On Learning Through Presence
Connecting the invisible dots
When you encounter someone's final work product, whether it is a blog post, a tweet, or code, the only legible thing is the polished result. The million inputs that go into the end result are invisible to the end user.
The illegibility prevents you from seeing the countless intermediary drafts, weird quirks, and rituals that enabled the final work product to come to fruition. The illegible inputs are an amalgamation of a rich contextual history that is only learned offline, in person.
Physical presence exposes the illegible because it gives you access to people, and people are the generators of culture, systems, truths, and opportunities.

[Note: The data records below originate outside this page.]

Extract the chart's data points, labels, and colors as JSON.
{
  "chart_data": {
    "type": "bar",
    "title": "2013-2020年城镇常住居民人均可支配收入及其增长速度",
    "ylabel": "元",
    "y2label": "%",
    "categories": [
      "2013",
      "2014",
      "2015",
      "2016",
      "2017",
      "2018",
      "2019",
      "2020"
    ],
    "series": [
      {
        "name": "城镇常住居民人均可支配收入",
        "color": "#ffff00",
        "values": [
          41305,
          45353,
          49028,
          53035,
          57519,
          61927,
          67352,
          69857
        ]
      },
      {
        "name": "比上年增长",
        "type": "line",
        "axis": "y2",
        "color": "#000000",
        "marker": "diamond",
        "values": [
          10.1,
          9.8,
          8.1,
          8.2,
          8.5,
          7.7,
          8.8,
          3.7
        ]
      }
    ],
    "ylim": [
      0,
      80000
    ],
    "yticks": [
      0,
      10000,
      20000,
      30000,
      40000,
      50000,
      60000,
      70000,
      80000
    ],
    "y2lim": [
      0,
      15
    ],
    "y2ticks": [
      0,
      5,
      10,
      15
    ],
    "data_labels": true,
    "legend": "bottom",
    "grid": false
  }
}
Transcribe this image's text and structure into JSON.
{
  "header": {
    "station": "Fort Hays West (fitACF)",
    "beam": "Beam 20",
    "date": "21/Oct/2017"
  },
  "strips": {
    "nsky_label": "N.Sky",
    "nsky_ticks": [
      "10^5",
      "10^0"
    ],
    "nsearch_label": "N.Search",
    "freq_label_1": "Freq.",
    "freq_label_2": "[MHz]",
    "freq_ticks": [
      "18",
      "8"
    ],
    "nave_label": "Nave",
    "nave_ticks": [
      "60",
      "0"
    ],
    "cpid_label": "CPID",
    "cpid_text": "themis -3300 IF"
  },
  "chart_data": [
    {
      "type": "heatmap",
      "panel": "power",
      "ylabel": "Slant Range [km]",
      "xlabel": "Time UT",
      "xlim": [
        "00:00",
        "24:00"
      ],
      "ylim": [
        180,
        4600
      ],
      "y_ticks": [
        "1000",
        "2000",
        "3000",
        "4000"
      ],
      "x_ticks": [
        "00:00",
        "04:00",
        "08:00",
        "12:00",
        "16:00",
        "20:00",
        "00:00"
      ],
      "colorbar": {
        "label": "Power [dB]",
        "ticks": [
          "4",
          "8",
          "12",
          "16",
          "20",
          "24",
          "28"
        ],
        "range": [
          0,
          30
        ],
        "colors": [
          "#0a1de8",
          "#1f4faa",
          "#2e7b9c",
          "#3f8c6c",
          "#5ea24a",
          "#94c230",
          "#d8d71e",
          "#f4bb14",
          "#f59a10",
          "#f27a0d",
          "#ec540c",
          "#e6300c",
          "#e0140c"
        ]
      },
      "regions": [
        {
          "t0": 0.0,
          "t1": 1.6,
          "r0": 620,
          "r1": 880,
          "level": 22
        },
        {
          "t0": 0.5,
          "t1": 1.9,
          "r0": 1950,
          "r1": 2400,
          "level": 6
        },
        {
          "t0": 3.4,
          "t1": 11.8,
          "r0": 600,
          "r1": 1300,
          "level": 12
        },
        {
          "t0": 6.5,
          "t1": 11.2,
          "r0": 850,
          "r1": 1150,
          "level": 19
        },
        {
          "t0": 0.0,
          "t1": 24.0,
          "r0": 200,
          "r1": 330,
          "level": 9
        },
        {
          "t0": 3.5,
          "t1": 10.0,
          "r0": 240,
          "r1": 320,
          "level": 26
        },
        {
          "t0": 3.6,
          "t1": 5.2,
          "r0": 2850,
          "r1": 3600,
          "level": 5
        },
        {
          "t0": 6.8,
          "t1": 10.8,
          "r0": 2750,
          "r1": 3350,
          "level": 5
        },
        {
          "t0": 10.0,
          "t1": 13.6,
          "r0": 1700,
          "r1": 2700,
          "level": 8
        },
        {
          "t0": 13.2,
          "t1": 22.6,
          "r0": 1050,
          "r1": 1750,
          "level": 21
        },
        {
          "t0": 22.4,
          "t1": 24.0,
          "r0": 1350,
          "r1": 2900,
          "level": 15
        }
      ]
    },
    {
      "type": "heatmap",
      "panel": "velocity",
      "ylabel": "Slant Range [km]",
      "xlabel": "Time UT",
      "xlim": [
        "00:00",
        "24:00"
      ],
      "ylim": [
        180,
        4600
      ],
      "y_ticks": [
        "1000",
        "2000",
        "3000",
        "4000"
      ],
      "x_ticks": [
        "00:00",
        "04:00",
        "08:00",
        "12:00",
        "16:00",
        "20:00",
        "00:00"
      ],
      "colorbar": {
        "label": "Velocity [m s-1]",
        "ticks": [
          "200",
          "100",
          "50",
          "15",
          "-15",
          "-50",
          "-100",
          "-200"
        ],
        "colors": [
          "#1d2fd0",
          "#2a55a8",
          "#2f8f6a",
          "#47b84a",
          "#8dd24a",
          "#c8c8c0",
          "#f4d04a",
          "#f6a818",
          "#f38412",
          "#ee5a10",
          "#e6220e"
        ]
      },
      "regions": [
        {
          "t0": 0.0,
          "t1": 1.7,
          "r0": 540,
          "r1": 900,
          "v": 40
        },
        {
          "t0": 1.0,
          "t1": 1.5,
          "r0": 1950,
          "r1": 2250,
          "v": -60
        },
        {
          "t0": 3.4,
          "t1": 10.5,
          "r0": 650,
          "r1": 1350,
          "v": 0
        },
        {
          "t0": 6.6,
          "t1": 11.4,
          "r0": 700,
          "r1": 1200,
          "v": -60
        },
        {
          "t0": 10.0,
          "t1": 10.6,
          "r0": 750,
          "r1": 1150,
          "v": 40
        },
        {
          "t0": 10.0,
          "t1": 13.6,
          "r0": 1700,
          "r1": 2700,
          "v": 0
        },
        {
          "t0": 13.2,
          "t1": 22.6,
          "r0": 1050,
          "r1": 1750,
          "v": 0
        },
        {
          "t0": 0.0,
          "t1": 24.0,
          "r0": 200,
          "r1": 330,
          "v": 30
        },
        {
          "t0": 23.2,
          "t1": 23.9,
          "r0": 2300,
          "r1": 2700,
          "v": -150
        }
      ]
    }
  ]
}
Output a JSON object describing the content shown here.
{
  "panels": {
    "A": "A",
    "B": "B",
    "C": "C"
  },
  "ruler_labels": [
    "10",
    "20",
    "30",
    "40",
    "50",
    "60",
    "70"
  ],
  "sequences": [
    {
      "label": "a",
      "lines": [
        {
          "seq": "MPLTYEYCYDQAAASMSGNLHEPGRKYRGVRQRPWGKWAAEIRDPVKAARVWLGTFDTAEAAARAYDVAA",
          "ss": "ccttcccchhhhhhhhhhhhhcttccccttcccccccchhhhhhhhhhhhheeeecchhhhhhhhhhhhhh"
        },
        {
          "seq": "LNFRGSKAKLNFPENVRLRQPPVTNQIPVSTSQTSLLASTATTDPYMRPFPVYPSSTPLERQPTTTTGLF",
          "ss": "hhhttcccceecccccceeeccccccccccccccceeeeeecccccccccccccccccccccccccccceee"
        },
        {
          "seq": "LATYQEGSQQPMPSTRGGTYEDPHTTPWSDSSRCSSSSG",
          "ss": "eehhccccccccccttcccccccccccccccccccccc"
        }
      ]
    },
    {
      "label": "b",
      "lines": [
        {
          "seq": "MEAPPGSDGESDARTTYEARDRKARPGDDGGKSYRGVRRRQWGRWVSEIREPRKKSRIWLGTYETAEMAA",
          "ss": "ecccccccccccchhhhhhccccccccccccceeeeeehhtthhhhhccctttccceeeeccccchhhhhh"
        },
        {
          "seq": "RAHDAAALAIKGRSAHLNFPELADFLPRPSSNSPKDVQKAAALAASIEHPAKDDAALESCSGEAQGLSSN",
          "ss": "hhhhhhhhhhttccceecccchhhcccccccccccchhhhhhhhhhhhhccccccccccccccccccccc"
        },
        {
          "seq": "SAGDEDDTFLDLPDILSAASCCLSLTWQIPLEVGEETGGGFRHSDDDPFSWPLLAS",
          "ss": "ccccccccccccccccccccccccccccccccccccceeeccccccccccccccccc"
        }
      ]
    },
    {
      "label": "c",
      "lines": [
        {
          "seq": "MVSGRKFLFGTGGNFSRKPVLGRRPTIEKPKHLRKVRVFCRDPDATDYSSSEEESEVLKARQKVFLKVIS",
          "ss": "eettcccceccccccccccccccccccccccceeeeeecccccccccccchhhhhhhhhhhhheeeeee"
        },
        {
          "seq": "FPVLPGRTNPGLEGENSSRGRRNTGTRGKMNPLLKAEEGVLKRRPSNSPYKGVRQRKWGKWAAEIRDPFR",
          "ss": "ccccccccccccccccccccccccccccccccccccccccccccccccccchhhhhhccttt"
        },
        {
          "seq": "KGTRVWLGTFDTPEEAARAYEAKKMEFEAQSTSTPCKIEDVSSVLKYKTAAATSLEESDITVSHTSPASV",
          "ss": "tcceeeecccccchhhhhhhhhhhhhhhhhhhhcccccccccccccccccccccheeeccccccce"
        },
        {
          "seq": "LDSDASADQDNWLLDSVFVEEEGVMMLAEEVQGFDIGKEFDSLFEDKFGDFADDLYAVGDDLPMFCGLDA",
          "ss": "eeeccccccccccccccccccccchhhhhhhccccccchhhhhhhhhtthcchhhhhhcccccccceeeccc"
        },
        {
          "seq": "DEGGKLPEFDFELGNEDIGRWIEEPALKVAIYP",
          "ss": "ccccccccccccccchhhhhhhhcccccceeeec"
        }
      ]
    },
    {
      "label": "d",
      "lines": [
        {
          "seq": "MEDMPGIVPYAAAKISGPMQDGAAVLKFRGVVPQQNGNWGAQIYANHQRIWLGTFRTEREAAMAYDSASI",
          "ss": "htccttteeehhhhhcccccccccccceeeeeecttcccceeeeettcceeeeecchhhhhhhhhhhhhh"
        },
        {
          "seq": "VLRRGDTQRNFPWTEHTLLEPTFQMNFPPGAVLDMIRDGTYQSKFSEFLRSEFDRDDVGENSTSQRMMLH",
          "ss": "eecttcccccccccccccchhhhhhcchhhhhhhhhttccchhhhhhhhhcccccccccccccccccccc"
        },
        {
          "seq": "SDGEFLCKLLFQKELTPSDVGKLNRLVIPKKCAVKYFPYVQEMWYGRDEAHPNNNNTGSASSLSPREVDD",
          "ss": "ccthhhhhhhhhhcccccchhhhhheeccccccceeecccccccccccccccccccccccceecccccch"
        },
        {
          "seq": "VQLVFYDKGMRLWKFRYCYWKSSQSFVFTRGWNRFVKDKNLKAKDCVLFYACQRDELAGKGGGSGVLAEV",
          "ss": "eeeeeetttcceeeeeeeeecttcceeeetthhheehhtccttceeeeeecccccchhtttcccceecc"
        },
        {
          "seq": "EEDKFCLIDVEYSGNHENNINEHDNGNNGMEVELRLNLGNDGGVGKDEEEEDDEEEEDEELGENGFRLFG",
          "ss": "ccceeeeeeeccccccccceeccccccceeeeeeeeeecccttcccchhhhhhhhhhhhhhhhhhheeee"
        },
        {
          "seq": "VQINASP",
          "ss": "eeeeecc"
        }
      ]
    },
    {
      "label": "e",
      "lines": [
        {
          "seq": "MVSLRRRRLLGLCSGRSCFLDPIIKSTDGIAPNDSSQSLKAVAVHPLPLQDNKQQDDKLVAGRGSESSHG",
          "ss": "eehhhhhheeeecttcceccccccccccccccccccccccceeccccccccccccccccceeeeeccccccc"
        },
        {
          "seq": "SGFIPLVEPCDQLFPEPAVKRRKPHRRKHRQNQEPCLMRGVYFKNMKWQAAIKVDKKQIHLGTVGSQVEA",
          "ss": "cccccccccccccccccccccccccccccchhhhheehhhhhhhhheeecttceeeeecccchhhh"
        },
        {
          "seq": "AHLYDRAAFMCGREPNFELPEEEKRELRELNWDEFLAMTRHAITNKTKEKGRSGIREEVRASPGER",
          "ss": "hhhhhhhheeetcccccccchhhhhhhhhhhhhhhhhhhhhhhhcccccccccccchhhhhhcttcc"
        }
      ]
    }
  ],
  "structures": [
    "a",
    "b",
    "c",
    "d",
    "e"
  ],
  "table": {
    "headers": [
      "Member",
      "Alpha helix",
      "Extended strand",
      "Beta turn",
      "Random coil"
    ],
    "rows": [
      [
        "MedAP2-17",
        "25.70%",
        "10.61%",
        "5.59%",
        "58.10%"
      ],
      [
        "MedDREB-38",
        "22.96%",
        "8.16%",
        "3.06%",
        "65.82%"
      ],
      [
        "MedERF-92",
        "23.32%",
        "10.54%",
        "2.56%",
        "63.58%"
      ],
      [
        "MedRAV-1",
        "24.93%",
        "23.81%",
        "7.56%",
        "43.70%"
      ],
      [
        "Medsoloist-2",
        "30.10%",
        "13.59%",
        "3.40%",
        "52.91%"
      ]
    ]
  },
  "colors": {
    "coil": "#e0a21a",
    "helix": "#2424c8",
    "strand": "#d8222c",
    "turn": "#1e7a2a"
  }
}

The real updates to your life don't come from reading words online, but rather from being exposed to stimuli in the real world.
Culture
When you show up in person, you feel like you don't belong. You quickly learn that others have a deep and rich shared cultural history that has spanned over the better part of a decade, while you are a newcomer. You try your best: you connect with people during late night conversations you would have never connected with otherwise, and maybe even plan to throw a joint party together in New York.
You learn via oral history that you are standing in a place that was going to be turned into a soulless Marriott for consultants, but somebody cared enough to prevent that from happening. You learn that even the most rational people operate under the same universal constraints as you.
People
You learn about the entire production function of others and what makes them tick: from the conversation topics that pique their interest even well past midnight to how they take their coffee. You notice that one person always sits at the same outdoor table facing north, how impervious some are to the cold, and how many Diet Cokes people are drinking well past 9 pm. You learn that one of the leading social psychologists has a sick Ness. You learn about the Cosmic Crisp industrial complex, the only good thing to ever come out of Washington State.
Systems
You learn that these same dynamics are present in blog posts, which turn into movements, companies, and political change. You learn the shape of successful people: some of them are nicer and some are meaner than you could have imagined. Some completely strip away the Straussian veneer while others continue to talk in coded messages with multidimensional meanings.